Arthur Berman, a former Amoco scientist who now works as an industry consultant near Houston, said the Permian region of Texas and New Mexico that currently pumps more oil than any other North American field won’t last for long. And the Eagle Ford shale about 350 miles (560 kilometers) away in South Texas isn’t looking good either.
Berman’s grim outlook, based on analyses of reserves and production data from more than a dozen prominent shale drillers, flies in the face predictions from the U.S. Energy Department, Chevron Corp. and others that the Permian is becoming one of the dominant forces in global crude markets.
Permian output already exceeds that of three-fourths of OPEC members.

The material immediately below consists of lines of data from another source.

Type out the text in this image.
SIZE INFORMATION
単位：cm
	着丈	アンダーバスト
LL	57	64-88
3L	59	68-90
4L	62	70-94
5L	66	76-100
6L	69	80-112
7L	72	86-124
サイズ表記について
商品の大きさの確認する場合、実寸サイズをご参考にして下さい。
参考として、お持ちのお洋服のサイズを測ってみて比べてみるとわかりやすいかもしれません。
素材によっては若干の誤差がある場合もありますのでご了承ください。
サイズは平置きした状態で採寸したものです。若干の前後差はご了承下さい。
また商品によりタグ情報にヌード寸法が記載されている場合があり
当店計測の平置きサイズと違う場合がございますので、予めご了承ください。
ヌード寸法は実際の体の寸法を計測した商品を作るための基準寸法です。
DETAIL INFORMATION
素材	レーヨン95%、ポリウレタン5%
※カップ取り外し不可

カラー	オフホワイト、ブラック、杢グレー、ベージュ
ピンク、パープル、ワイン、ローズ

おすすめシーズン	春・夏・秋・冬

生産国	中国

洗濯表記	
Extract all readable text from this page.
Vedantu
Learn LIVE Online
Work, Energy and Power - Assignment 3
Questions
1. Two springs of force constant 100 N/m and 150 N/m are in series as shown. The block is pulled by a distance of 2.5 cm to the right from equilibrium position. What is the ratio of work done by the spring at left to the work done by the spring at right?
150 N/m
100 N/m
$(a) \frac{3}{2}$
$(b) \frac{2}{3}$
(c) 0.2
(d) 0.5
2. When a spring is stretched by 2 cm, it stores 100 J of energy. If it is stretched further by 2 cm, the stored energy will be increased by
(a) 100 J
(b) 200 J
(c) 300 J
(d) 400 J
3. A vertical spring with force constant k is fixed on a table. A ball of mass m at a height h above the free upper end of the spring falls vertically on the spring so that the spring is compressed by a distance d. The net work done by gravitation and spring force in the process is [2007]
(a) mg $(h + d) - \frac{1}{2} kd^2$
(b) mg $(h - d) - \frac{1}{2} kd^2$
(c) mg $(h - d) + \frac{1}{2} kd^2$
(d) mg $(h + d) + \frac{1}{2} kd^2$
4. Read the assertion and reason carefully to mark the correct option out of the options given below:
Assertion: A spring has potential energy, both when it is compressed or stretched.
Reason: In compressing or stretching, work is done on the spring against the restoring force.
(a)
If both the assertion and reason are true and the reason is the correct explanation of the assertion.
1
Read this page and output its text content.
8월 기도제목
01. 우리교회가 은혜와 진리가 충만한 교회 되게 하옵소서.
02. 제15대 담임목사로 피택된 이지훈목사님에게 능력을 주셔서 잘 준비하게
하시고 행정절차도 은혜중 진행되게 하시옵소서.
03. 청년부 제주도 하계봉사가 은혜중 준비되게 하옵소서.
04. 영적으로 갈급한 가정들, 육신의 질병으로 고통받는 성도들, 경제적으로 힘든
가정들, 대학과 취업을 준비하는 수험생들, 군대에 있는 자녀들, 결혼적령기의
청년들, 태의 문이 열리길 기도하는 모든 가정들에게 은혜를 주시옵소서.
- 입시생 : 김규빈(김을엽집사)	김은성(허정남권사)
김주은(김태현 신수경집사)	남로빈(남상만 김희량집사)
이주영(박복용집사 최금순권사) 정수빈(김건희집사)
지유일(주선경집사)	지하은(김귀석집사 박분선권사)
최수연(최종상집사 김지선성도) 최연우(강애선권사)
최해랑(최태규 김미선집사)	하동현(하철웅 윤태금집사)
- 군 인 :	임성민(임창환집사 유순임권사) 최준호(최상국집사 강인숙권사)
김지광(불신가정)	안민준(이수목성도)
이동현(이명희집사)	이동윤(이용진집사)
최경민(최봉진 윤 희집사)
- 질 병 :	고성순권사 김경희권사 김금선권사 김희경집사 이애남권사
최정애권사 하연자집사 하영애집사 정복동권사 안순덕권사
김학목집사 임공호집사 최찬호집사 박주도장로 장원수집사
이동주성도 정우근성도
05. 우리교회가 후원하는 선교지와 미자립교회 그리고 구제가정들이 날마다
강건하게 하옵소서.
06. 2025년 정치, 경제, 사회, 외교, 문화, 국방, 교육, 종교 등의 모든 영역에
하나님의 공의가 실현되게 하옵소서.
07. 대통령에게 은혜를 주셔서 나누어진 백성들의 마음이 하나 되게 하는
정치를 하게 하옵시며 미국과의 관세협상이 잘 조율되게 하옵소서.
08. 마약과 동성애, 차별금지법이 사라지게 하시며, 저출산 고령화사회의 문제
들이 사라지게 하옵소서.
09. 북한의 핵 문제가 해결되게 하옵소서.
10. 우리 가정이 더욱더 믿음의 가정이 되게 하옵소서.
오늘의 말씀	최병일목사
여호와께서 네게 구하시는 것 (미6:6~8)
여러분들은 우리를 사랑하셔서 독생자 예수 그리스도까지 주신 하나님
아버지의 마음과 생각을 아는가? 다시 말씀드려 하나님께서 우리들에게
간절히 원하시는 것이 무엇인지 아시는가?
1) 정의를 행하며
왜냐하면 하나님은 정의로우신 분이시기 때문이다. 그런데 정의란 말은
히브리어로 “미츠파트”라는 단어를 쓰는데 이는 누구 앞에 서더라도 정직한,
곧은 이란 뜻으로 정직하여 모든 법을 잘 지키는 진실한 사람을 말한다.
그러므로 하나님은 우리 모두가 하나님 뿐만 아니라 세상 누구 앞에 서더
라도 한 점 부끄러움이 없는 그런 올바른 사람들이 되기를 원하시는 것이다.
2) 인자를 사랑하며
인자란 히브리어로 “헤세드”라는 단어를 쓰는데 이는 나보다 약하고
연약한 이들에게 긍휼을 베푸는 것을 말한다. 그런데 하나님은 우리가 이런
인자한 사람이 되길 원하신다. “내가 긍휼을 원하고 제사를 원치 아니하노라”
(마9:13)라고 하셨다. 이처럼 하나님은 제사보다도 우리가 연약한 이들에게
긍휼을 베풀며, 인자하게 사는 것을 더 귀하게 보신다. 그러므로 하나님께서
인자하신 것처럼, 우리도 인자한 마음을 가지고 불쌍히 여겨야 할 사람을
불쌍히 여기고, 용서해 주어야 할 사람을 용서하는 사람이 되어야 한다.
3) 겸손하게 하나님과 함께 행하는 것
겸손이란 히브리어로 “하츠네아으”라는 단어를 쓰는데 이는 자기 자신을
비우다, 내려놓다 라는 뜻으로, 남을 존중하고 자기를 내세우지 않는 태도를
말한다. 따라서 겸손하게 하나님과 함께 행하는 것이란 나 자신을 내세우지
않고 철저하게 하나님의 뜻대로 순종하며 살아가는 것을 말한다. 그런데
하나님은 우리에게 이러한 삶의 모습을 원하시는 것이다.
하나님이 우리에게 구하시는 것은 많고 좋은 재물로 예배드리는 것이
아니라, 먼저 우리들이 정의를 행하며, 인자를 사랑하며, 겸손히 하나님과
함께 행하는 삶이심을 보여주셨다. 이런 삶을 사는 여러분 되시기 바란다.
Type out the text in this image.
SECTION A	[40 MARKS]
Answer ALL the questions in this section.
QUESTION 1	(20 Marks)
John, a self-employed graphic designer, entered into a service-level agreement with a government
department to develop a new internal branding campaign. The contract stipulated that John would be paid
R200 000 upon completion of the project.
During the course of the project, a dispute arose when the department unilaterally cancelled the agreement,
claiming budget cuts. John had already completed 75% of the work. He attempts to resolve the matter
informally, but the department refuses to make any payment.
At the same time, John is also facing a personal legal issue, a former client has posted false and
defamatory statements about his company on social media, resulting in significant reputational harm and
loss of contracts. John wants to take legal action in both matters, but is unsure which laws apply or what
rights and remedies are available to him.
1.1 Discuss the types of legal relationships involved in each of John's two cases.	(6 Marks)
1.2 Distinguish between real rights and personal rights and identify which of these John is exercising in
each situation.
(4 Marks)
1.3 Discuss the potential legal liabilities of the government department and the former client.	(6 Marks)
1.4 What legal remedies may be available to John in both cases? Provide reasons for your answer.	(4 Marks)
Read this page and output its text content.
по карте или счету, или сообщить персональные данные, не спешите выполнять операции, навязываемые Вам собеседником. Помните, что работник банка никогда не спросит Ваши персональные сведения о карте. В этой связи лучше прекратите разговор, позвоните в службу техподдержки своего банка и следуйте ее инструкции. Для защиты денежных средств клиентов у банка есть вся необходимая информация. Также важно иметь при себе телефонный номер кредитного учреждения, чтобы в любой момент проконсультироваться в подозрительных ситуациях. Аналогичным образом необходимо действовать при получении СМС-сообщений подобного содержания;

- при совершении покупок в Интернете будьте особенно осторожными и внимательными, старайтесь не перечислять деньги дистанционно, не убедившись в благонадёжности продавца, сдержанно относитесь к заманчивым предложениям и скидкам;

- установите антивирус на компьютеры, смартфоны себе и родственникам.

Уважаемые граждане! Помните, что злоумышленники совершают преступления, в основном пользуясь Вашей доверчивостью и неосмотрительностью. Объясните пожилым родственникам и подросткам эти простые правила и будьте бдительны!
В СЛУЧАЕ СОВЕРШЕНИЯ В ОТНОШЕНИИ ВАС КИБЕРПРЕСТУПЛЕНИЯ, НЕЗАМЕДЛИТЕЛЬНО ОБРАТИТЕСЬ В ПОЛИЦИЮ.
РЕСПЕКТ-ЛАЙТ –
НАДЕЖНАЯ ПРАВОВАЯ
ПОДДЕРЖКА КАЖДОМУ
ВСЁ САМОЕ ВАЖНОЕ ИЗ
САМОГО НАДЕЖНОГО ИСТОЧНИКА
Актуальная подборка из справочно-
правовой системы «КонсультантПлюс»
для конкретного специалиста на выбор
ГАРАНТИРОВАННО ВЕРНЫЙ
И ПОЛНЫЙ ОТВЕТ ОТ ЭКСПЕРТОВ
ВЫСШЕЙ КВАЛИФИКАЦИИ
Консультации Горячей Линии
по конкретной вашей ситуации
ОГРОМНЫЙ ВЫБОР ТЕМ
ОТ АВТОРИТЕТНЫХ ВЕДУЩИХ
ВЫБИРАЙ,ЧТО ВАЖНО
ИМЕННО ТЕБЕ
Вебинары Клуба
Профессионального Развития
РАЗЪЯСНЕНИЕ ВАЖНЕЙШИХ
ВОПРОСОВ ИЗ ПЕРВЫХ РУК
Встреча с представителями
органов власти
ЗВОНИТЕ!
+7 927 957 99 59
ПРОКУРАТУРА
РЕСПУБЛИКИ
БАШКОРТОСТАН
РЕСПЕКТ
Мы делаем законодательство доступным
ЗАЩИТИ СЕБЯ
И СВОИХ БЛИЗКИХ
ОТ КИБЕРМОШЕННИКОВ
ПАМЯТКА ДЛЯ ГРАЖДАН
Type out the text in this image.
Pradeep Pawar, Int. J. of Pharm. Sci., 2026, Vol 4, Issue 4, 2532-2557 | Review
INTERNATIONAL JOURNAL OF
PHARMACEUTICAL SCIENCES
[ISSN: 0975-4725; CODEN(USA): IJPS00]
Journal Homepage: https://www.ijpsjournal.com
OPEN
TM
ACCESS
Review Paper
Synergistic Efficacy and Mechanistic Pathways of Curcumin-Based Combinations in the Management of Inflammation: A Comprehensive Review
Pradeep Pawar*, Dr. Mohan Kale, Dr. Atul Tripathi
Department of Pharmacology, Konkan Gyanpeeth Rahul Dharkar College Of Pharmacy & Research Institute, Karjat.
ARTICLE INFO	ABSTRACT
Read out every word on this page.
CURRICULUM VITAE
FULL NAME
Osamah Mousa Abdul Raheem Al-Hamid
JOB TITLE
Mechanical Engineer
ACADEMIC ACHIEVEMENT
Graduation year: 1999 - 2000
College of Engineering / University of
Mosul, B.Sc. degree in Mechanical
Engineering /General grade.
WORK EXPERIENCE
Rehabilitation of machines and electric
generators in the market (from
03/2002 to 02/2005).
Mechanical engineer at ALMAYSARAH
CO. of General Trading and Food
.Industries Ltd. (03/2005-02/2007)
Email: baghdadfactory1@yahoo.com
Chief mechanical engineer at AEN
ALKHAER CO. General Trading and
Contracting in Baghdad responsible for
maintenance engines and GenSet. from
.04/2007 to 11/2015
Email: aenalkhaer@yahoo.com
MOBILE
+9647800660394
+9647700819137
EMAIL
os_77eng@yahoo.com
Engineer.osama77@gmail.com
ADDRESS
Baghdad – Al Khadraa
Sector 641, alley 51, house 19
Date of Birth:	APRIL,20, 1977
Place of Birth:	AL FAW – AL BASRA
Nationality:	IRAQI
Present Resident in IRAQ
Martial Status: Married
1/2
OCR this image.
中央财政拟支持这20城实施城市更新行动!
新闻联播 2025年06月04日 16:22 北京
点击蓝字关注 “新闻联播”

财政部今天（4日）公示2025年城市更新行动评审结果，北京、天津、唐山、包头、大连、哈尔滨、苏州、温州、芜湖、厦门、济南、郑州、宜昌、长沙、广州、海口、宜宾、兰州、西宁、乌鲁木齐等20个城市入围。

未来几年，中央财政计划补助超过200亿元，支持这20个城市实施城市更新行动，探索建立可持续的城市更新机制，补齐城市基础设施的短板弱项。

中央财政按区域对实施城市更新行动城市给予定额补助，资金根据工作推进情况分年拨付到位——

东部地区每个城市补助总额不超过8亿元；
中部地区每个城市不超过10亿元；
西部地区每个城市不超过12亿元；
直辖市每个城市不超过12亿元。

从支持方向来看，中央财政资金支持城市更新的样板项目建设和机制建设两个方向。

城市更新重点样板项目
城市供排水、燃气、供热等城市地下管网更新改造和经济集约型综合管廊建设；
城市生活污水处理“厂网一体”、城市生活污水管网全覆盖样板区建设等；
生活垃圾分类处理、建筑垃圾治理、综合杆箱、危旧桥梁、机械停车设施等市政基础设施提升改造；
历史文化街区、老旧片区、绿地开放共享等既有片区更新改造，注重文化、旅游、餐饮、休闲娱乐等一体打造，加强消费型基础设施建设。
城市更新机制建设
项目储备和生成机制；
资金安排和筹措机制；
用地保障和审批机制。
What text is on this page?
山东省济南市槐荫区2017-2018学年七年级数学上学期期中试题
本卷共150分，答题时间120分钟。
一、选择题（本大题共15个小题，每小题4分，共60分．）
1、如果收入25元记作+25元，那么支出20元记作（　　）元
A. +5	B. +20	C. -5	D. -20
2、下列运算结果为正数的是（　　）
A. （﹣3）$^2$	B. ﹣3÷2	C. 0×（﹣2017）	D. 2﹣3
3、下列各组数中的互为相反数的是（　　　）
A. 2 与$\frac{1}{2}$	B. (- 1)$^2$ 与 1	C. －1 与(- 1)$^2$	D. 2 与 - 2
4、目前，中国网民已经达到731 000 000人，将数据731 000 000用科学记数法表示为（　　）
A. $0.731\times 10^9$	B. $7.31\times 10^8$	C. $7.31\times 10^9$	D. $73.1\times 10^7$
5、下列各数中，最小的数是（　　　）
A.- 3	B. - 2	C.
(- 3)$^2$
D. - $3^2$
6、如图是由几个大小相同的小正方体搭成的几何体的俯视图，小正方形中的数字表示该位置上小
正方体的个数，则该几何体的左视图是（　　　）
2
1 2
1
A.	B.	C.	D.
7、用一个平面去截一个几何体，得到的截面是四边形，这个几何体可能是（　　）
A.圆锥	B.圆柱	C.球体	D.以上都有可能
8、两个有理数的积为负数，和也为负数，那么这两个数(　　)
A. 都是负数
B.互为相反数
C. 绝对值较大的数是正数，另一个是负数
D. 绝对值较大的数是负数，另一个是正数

“The best years are behind us,” Berman told a gathering of engineers, geologists, lawyers and financiers at the Texas Energy Council’s annual gathering in Dallas on Thursday. “The growth is done.”
Berman came to prominence as a shale skeptic and peak-oil advocate during the first decade of the new century, when intensive fracking and sideways drilling techniques were just beginning to unlock vast reserves of gas from shale fields in Texas and Louisiana. At the time, his dire warnings that shale gas was mostly hype drew the ire of fracking pioneers including Devon Energy Corp. and Chesapeake Energy Corp.
In 2009, Devon’s exploration chief Dave Hager -- who has since risen to CEO -- published an op-ed piece in an Oklahoma City newspaper to refute Berman’s thesis. In it, Hager likened shale to a World Series-winning home run and said Berman “is in the stands speculating on whether the slugger is on steroids.”
Berman on Thursday said investors banking on shale fields to make major contributions to future global crude supplies will be disappointed: “The reserves are respectable but they ain’t great and ain’t going to save the world.”
Still, he hasn’t sold the stock of shale driller EOG Resources Inc. that he inherited from his deceased father “because they’re a pretty good company.”
His parting advice to the assembled was, “Conserve what you’ve got, learn to live with less, open your eyes and enjoy the rest of your day.” No one participated in the Q and A session.